Por raro que suene, un teatro no necesita luminarias sino camaleones. ¿Piensas que me he vuelto definitivamente loco? Yo creo que todavía no lo estoy, aunque les corresponde a ustedes evaluarlo. De momento, déjenme unos párrafos para explicarme, y luego que cada uno saque sus propias conclusiones. ¿Les parece?

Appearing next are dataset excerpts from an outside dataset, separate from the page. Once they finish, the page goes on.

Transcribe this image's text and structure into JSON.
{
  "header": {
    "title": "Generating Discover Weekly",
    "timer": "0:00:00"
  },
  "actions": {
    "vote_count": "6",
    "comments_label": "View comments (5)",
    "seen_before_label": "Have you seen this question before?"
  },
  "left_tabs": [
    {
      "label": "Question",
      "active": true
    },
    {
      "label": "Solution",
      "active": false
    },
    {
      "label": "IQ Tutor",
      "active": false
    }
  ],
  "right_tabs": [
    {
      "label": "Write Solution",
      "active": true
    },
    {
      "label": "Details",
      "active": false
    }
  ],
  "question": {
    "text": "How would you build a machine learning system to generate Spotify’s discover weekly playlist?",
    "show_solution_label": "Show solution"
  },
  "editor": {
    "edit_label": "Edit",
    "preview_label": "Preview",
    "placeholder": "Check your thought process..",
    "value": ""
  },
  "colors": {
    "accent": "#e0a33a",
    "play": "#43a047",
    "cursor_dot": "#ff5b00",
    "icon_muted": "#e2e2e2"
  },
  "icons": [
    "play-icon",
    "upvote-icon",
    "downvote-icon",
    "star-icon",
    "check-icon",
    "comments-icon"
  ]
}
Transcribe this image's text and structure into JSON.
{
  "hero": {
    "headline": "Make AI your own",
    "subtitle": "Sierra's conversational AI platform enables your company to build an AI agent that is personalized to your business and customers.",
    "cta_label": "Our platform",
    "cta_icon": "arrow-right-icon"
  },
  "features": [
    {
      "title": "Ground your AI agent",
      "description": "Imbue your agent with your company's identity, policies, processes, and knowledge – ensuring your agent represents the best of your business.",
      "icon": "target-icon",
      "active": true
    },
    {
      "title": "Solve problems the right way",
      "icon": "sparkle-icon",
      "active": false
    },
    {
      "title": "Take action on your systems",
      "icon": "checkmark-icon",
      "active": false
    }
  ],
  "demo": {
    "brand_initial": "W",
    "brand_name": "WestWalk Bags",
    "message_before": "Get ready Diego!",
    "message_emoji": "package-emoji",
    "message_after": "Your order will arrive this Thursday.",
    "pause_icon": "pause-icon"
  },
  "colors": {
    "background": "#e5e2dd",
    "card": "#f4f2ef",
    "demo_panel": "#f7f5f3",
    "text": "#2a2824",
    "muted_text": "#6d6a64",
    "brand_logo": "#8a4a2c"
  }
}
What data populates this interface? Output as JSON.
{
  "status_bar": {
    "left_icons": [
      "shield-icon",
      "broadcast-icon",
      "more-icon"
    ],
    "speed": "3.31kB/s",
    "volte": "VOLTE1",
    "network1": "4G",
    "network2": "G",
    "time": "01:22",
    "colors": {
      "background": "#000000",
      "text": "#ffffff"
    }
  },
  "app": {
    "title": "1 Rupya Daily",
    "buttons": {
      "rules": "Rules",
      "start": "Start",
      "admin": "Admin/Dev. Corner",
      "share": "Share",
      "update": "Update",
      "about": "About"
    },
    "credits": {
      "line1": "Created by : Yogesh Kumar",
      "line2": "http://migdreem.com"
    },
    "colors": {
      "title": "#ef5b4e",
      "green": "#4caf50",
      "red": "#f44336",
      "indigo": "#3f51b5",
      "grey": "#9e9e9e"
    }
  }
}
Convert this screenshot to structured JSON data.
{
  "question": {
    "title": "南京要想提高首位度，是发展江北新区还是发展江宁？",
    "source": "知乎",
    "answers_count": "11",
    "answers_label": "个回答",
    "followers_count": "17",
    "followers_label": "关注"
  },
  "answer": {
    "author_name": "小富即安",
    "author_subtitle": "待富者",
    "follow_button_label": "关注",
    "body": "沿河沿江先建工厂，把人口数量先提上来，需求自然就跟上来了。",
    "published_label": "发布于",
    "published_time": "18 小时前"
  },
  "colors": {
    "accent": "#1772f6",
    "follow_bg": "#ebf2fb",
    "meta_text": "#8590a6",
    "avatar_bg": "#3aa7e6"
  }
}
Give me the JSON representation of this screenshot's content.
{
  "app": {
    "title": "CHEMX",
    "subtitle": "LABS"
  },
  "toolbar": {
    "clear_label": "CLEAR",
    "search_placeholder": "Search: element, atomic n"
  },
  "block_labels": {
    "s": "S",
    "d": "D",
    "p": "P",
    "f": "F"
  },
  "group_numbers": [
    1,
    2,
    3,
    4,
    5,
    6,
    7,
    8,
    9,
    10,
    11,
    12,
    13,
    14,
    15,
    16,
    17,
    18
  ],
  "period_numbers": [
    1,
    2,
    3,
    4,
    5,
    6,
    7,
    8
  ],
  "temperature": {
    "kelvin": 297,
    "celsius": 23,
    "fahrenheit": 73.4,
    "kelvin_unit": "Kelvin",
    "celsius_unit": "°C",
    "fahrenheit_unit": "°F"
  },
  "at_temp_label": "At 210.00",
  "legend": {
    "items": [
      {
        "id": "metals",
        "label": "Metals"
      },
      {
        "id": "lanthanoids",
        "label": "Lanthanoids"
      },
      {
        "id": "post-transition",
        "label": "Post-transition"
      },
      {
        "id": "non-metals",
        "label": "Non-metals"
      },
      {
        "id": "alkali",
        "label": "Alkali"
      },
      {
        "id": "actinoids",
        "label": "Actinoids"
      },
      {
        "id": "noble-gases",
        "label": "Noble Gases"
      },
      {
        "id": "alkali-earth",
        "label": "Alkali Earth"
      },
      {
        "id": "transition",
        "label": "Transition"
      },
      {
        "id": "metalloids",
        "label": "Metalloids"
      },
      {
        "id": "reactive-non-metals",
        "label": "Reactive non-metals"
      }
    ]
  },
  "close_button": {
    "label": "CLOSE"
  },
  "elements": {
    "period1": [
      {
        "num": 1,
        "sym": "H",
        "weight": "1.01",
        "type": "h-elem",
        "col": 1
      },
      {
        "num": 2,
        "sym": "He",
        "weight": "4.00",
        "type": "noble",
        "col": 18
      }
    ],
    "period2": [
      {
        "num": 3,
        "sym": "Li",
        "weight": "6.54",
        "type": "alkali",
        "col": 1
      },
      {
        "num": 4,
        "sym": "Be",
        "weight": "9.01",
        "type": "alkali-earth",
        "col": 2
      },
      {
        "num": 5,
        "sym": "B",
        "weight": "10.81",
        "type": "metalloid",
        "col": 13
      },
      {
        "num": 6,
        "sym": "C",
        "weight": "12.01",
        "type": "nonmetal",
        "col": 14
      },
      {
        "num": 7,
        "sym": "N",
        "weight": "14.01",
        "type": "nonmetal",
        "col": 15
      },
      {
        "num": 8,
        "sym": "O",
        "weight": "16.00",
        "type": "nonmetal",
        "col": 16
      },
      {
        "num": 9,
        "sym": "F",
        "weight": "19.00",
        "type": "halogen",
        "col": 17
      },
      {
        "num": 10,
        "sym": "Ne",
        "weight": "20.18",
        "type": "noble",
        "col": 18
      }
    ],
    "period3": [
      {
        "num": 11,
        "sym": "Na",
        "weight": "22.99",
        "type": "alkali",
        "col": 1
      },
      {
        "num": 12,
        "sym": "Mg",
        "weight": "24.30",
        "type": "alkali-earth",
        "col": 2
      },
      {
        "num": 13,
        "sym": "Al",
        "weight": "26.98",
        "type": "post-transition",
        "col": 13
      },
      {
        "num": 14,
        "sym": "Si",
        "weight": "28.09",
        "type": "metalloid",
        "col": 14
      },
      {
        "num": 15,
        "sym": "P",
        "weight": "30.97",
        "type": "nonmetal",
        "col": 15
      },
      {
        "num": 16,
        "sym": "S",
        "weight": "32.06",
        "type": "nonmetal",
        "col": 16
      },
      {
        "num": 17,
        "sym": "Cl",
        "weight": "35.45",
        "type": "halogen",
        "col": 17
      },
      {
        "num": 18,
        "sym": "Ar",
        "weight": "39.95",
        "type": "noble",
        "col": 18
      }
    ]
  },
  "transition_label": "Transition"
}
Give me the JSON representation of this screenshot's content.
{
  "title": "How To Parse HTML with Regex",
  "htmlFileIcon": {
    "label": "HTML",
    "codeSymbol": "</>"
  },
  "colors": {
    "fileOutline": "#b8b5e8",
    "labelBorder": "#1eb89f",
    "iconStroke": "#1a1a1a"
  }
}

Si aman el teatro y la ópera, aman sus colores, sus texturas, sus matices. Si les gusta la danza o cualquier otra disciplina escénica, estoy seguro de que se habrán enamorado de esas sutiles atmósferas que envuelven a los intérpretes, de los pequeños detalles que enriquecen cada puesta en escena y de las sublimes escenas aderezadas, a veces magistralmente, por los artesanos que están detrás de cada diseño, de cada obra, de cada montaje. Yo también me enamoré de su trabajo tras las bambalinas. Aprendí la importancia de montar calles laterales, les copié la técnica para trabajar el corte o la difusión y me acostumbré a convertir los cicloramas en un modo de vida. Hay tanto para disfrutar dentro de un teatro, que las horas se te pasan volando y, cuando sales de la sala, en cierto modo te despiertas de un bonito sueño, al que por fortuna puedes volver al día siguiente.
Pero todo cambió cuando llegó el LED. Mientras los compañeros del “rocanrol” se adaptaban sin problema a la nueva tecnología imperante, los viejos artesanos del teatro preferían el tungsteno. Tenían sus motivos. Las luminarias LED eran sin duda el futuro gracias a sus bajos consumos y la eliminación de gelatinas, pero ellos nunca se adaptarían si eso significaba decir adiós a las maravillosas mezclas de color que habían aprendido a trabajar tras años y años de estudio. Yo pensaba como ellos, y por eso rechazaba para mis obras cualquier cosa que no llevase lámpara de filamento y filtro. Y a pesar de que me habían demostrado lo buenas que eran ciertas luminarias LED, todo parecía insuficiente cuando llegábamos al color. “Demasiado LED para mi gusto”, decíamos la mayoría de nosotros.
Ya nos habíamos sentido engañados con las lámparas de descarga. Necesitaban tanta ventilación que si las usabas en escena era imposible escuchar a los actores. Y luego estaban, claro, los horribles colores. ¿Cómo íbamos a aceptar esos cicloramas de colores lavados, a los que era imposible dar uniformidad y que cambiaban de apariencia a medida que se consumían las horas de vida de las lámparas? Era sin duda inaceptable, y más aún cuando, escondidos en el almacén de cualquier sala, podíamos encontrar unos proyectores de PC, unos recortes o los fresnel de toda la vida.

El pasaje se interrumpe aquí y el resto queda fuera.